If re-elected on November 29, Victoria’s Napthine government have proposed to implement a new voluntary home rating scheme called My Star which will offer home owners the ability to receive an energy efficiency rating for their home from an accredited expert.

The system, which is already piloting it in various homes around Victoria, will replace the Victorian Energy Efficiency Target (VEET) scheme which will be axed at the end of 2015. The government says that the new scheme will save costs and help the state move towards a sustainable future. 

But the Victorian Chapter of the Australian Institute of Architects (AIA) are not convinced that this will be the case.    

The cost for acting on the advice from these assessors, such as insulating a home or purchasing efficient lighting, will not be subsidised like in the VEET system and will be placed in the control of the market.

The amendment to the VEET legislation will also reduce the state's target of reducing greenhouse gas emissions by 5.4 million tonnes to a transitional target of two million tonnes for 2015.

Speaking on behalf of the Victorian Chapter of the AIA, Michael Shaw of Connor Pincus consulting engineers said he is unconvinced that the proposed My Star ratings scheme will have any advantages over the axed VEET system and is worried that it will just be another wasteful policy that has no real benefit to the environment.

“It appears that the scheme will not require any actions on the part of householder recipients to actually reduce energy in return for their free or subsidised advice,” he said.

“I only support government money or consumer cross subsidies being handed out when it achieves guaranteed energy saving outcomes.”

Shaw did say however that that a state-based carbon abatement policy is needed and that he would prefer costs for these programs be made up by means other than cross-subsidies.  
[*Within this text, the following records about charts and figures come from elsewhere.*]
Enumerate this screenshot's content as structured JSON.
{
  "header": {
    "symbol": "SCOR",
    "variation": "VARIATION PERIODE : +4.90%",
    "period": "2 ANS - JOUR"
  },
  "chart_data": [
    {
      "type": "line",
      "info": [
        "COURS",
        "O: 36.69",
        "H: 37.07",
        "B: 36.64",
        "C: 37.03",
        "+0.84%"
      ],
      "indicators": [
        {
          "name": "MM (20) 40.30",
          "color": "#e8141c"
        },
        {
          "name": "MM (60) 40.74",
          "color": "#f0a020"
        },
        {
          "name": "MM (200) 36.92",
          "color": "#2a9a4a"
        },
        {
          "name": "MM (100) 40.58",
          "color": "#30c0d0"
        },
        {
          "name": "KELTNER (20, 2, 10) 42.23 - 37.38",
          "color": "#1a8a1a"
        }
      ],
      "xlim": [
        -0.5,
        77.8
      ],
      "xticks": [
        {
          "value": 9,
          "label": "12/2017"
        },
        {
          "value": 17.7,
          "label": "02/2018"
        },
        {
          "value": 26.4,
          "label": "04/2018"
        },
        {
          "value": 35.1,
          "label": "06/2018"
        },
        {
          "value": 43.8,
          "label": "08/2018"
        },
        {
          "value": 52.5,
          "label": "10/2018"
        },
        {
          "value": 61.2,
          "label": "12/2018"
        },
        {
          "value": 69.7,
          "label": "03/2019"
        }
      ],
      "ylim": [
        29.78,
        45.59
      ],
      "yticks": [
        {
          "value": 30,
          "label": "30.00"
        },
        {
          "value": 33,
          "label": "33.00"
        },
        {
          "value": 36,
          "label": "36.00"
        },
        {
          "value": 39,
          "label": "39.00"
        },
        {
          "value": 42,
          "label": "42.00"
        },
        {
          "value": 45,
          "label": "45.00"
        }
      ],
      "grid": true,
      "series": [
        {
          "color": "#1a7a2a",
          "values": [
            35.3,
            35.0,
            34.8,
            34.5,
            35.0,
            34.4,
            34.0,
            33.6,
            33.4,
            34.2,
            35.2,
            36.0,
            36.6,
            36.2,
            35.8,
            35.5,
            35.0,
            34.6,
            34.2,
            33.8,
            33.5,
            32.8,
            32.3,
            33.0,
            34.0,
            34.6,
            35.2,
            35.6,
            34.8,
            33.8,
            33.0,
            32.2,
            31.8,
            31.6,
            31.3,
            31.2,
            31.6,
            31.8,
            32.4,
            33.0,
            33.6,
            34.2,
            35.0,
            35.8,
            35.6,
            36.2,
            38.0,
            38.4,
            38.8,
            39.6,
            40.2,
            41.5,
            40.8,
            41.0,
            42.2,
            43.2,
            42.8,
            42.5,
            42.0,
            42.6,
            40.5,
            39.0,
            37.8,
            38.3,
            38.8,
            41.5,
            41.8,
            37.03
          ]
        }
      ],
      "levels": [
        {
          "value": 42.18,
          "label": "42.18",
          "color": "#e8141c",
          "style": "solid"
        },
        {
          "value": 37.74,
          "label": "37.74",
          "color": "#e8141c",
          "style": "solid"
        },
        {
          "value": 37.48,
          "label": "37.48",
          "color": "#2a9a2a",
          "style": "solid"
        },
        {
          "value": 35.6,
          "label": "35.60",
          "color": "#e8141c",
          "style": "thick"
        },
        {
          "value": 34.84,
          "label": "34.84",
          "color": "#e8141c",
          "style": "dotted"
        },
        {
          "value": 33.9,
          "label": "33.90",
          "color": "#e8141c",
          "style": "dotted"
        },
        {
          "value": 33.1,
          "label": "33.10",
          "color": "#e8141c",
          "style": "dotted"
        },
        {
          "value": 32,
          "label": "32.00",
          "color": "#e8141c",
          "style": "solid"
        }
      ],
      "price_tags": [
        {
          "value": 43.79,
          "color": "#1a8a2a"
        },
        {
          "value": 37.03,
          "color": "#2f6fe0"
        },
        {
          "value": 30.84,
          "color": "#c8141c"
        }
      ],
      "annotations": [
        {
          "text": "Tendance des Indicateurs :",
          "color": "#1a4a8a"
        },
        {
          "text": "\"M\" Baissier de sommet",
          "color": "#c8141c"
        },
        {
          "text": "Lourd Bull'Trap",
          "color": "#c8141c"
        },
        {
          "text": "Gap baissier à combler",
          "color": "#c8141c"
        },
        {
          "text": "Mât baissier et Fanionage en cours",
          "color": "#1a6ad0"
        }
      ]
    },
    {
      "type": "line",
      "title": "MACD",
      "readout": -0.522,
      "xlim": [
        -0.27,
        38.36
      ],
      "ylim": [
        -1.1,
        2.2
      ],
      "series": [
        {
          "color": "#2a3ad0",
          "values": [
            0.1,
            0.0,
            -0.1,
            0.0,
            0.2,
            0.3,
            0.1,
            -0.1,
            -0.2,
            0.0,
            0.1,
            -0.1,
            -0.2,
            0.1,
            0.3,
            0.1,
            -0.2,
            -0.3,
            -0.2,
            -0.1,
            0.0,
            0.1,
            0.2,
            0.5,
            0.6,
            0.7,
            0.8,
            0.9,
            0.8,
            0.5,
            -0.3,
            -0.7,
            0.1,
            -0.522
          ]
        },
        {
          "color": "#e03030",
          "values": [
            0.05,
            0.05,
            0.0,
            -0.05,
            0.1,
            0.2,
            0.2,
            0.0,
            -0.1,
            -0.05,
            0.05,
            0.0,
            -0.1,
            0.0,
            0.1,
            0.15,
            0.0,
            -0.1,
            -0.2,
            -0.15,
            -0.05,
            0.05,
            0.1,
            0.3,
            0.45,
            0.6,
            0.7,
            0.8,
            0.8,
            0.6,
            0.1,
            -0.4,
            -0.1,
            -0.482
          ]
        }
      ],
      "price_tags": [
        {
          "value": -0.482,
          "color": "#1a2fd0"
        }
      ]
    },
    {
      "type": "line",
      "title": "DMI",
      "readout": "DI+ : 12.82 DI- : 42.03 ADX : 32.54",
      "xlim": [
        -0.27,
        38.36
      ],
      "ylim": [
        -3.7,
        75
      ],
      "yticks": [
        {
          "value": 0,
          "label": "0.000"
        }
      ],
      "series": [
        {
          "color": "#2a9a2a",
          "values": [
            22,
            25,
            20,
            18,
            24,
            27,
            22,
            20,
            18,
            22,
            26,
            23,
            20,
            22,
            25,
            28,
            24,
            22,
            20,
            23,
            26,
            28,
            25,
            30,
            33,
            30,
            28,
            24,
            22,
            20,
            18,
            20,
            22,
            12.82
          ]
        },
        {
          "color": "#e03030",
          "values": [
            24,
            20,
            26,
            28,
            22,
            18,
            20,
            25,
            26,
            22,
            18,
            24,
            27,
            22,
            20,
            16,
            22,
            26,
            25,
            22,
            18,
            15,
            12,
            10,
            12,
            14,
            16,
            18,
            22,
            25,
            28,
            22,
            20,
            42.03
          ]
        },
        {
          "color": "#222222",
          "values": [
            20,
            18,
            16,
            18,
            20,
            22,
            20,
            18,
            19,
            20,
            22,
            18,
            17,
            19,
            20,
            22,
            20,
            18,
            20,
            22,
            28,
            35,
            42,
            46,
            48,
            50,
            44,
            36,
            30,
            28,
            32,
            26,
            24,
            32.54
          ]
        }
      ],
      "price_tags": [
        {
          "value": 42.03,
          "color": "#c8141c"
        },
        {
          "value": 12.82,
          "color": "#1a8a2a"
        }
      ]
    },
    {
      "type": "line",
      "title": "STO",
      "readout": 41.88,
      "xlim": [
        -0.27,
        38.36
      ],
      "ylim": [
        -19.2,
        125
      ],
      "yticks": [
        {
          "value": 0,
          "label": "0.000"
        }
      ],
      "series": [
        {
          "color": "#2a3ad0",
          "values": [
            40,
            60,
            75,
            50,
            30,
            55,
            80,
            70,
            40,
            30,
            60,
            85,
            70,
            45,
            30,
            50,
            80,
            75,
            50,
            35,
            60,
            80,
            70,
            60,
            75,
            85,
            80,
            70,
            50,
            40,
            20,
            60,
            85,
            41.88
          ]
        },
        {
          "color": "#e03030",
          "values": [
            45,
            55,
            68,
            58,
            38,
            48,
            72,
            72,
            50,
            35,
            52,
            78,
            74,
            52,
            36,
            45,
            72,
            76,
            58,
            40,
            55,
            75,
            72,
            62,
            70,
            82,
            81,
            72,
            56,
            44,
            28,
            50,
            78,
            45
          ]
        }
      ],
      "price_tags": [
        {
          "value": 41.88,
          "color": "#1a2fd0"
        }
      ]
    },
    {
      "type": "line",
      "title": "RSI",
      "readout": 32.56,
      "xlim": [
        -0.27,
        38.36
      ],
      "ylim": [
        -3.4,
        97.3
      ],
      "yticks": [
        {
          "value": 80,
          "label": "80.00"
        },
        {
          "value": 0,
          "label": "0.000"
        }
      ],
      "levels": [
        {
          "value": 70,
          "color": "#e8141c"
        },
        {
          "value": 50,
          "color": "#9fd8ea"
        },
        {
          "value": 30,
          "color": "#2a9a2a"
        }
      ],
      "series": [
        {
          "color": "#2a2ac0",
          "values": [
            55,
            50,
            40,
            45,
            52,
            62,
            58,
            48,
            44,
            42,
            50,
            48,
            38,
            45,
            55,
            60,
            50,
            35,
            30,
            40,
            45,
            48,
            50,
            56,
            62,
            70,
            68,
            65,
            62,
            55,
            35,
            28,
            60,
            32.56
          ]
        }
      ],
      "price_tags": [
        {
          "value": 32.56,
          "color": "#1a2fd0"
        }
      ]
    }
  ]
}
“On the announcement this year of the abolition of the VEET scheme to save money for consumers, if the government wishes to get serious about lowering householder power bills the Vic state government needs to lobby the national regulator – the Australian Energy Regulator - to reign in the endless annual price hikes for the network monopoly businesses who have been goldplating their networks for years in spite of falling electricity demand,” he said.

“In the absence of any real carbon abatement plan at the national level I believe there is room for a credible State-based program, but from my limited knowledge of VEET and the proposed My Star scheme I do not think these fit the bill.”

AIA Victorian Chapter President Peter Mallat agrees with Shaw, suggesting “generally we are in support of energy rating systems if they effectively limit water and energy consumption.”

A spokesperson for Victorian energy minister Russell Northe said the scheme will undertake a consultation with stakeholders before rolling out the full scheme state-wide. However she did not mention the AIA as being one of those stakeholders which left both Malatt and Shaw disappointed.

"I feel disappointed that the government did not see the Institute as a stakeholder on the issue of residential energy efficiency," said Shaw.

How these “accredited assessors” gain their accreditation is also yet to be disclosed by the Napthine government.